While the technology of electric transportation as a whole, and batteries in particular, is evolving very quickly, one of the biggest impediments for consumers in purchasing an electric vehicle is the so-called ‘range anxiety’. The batteries in electric vehicles run flat at a fast pace, causing the driver concern about where it can be recharged. The key to overcoming this obstacle is to increase the number of charging stations that are publicly available. We face here a typical chicken and the egg problem: with few electric vehicles, there is no real business incentive for commercial companies to build infrastructure, and without charging stations consumers refrain from buying an electric vehicle. Based on the experiences of countries where electric transportation has been successful, there was always enough supply of public chargers. Therefore, public infrastructure should be installed before the rollout of vehicles, at least to a certain extent, in order to relieve anxiety.
Preparing future large scale electric transportation deployment, it is imperative to focus on sustainable policies to support both infrastructure and vehicle deployment.
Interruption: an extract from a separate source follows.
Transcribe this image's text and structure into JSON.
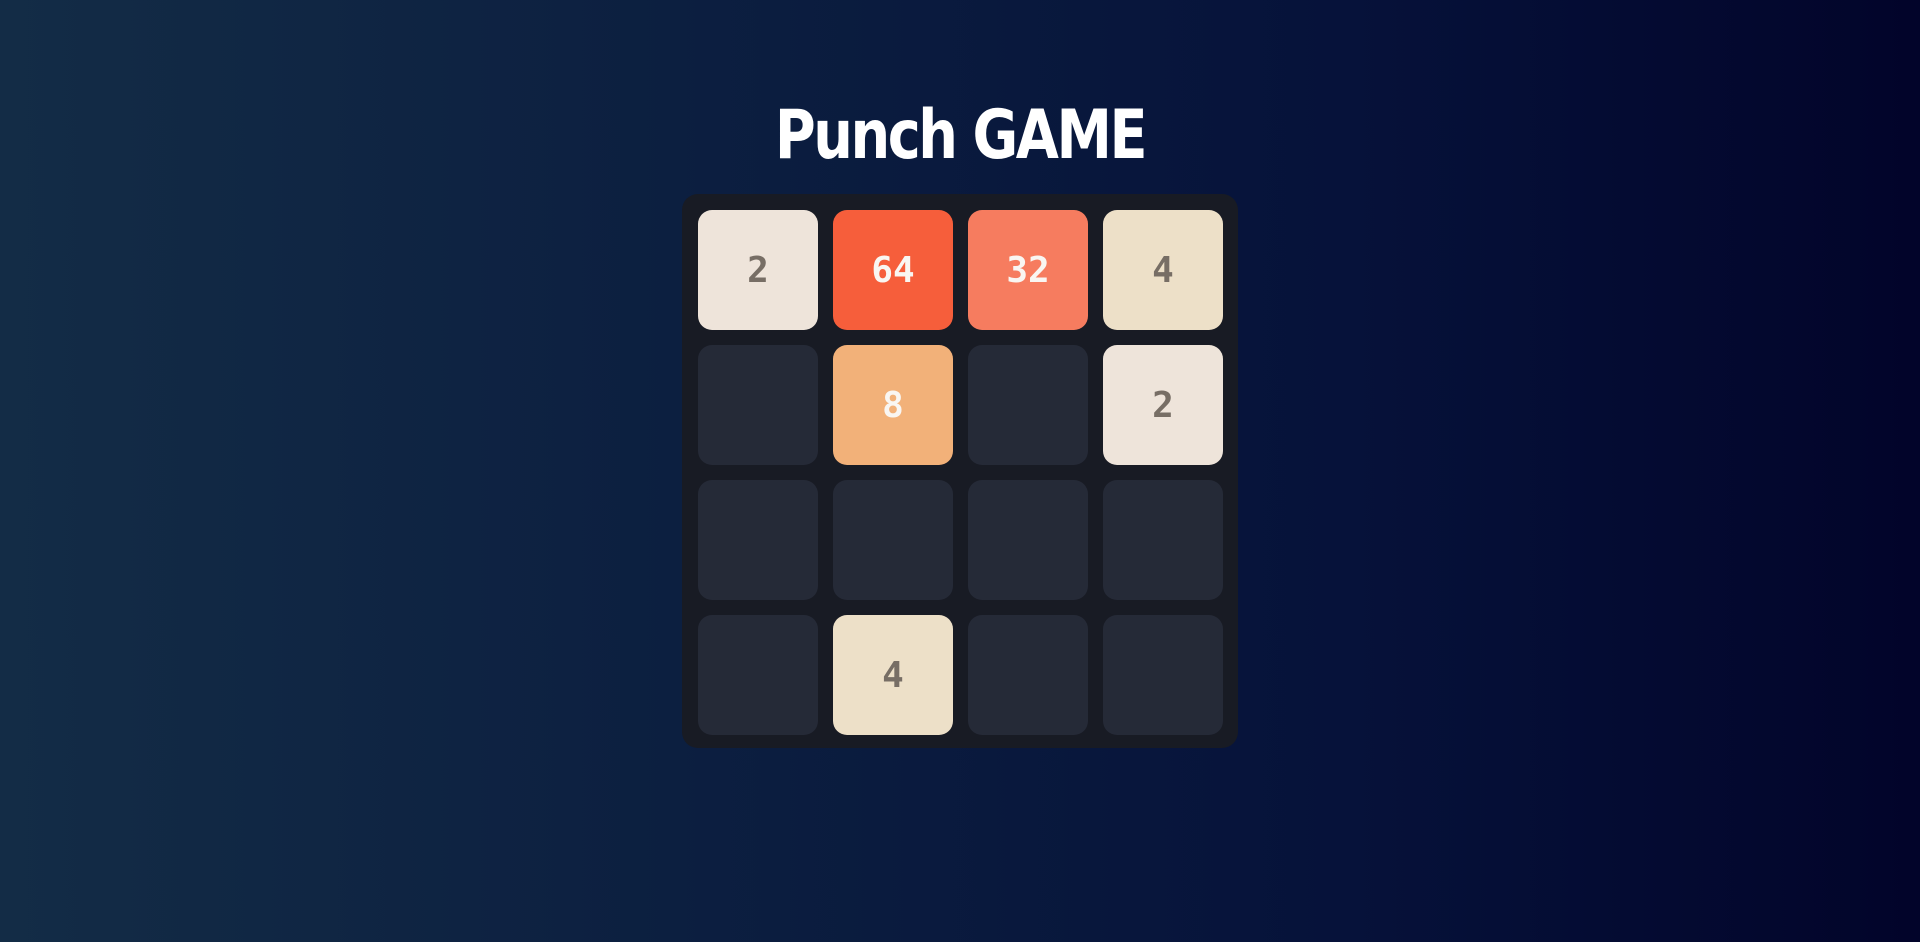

In several countries where promotion for alternative fuel vehicles failed, incentives phased out too early, before successful introduction and before the market could stand on its own feet. However, countries that succeeded in promoting alternative fuel vehicles also succeeded in supporting infrastructure for the new fuel. In other words, if we decide to support the introduction of electric transportation, we must consider the rollout of sustainable policies, aptly mixed for each country. They need to be continued throughout the introduction stage, andafterwards they should be carefully and gradually phase out.
Various evolutions resulting from the interaction between technology producers and the safety restrictions of different power grids have resulted in the development of different standards for different countries and different brands. However, vehicles are global products, rolling in and out of countries, making interoperability and standardization of these interfaces imperative.
Many countries are currently testing how to integrate electric vehicles into the grids and into their country’s economic structures. Global Smart Grid Federation recommends that countries share their experiences and grid analyses with each other. Now that technologies for electric vehicles, through demonstration programs everywhere, have proved themselves to be geared up to go, it is necessary to consider and share information about cases that might enhance the value of electric vehicles, in addition to looking into the usage data. These analyses will lead the way to new possibilities for the user and for promoting electric vehicles.